Vietnam Looks for Help in Standing Up to Beijing in the South China Sea
U.S. Defense Secretary Jim Mattis and Vietnamese Defense Minister Ngo Xuan Lich at the Pentagon, Washington, Aug. 8, 2017 (AP photo by Andrew Harnik).

Vietnamese Defense Minister Ngo Xuan Lich’s visit to Washington in early August was just the latest sign of the remarkable progress made in security ties between the United States and Vietnam over the past decade. But it also underscored the limits of how much Hanoi is willing to cozy up to Washington today, and how unconvinced it remains of the Trump administration’s commitment to Asia.

The trip exemplified Hanoi’s multidirectional foreign policy, which rests on maintaining strong relations with many outside partners to avoid dominance by any one, and of how that strategy is evolving to face the growing threat Vietnam perceives from its northern neighbor, China. For Hanoi, the United States plays an increasingly significant role. Looking at the breadth of today’s relationship, it is easy to forget that it has barely been 20 years since the U.S. and Vietnam normalized diplomatic relations. The bilateral relationship during the 1990s and 2000s focused heavily on tackling legacy issues from the war, people-to-people exchanges, and boosting economic ties. At the start of the Obama administration, the notion of direct arms sales, joint training or U.S. warship visits to Vietnamese ports were all long-term hopes, not short-term deliverables. But the calculus in both capitals changed rapidly with the escalation of tensions in the South China Sea starting around 2009.

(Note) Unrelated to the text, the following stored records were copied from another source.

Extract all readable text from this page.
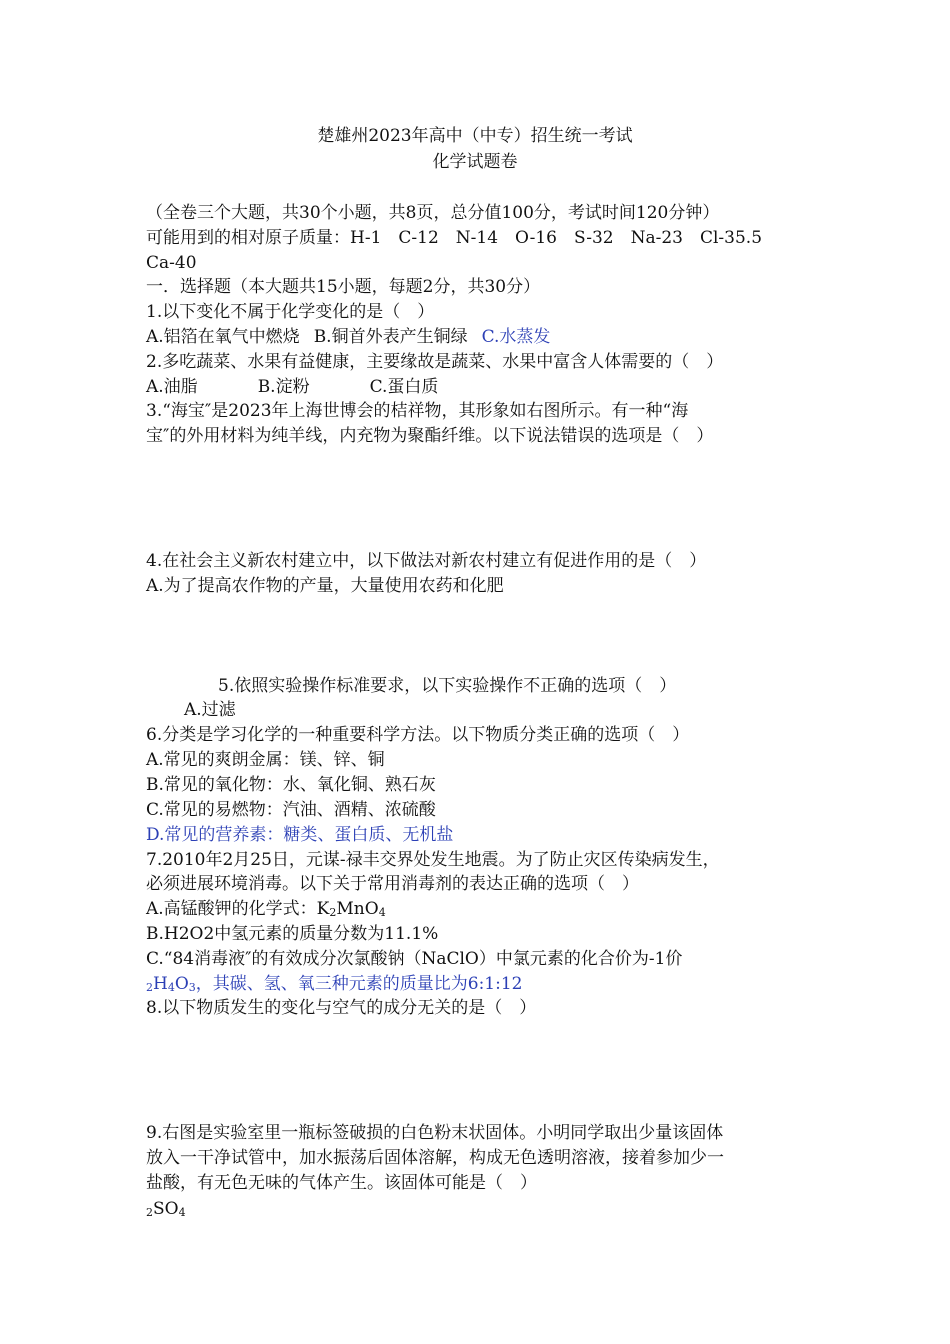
楚雄州2023年高中（中专）招生统一考试
化学试题卷
（全卷三个大题，共30个小题，共8页，总分值100分，考试时间120分钟）
可能用到的相对原子质量：H-1　C-12　N-14　O-16　S-32　Na-23　Cl-35.5
Ca-40
一．选择题（本大题共15小题，每题2分，共30分）
1.以下变化不属于化学变化的是（　）
A.铝箔在氧气中燃烧 B.铜首外表产生铜绿 C.水蒸发
2.多吃蔬菜、水果有益健康，主要缘故是蔬菜、水果中富含人体需要的（　）
A.油脂	B.淀粉	C.蛋白质
3.“海宝″是2023年上海世博会的桔祥物，其形象如右图所示。有一种“海
宝″的外用材料为纯羊线，内充物为聚酯纤维。以下说法错误的选项是（　）
4.在社会主义新农村建立中，以下做法对新农村建立有促进作用的是（　）
A.为了提高农作物的产量，大量使用农药和化肥
5.依照实验操作标准要求，以下实验操作不正确的选项（　）
A.过滤
6.分类是学习化学的一种重要科学方法。以下物质分类正确的选项（　）
A.常见的爽朗金属：镁、锌、铜
B.常见的氧化物：水、氧化铜、熟石灰
C.常见的易燃物：汽油、酒精、浓硫酸
D.常见的营养素：糖类、蛋白质、无机盐
7.2010年2月25日，元谋-禄丰交界处发生地震。为了防止灾区传染病发生，
必须进展环境消毒。以下关于常用消毒剂的表达正确的选项（　）
A.高锰酸钾的化学式：$K_2MnO_4$
B.H2O2中氢元素的质量分数为11.1%
C.“84消毒液″的有效成分次氯酸钠（NaClO）中氯元素的化合价为-1价
$_2H_4O_3$，其碳、氢、氧三种元素的质量比为6:1:12
8.以下物质发生的变化与空气的成分无关的是（　）
9.右图是实验室里一瓶标签破损的白色粉末状固体。小明同学取出少量该固体
放入一干净试管中，加水振荡后固体溶解，构成无色透明溶液，接着参加少一
盐酸，有无色无味的气体产生。该固体可能是（　）
$_2SO_4$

The Obama administration’s so-called “pivot” or “rebalance” to Asia benefited from the rising distrust of China across the region. The pivot was never all about China, and it was much broader than just security ties. But the Obama administration owed the strategy’s successes as much to China’s missteps as to its own efforts. Nowhere was this clearer than Vietnam, where fear of Beijing made previously off-the-table ideas suddenly more palatable. From a landmark visit by then-Secretary of Defense Leon Panetta to Cam Ranh Bay in 2012 to the relaxation of the U.S. ban on arms sales to Vietnam, the security relationship made more progress in the span of five years than it had in the previous 20.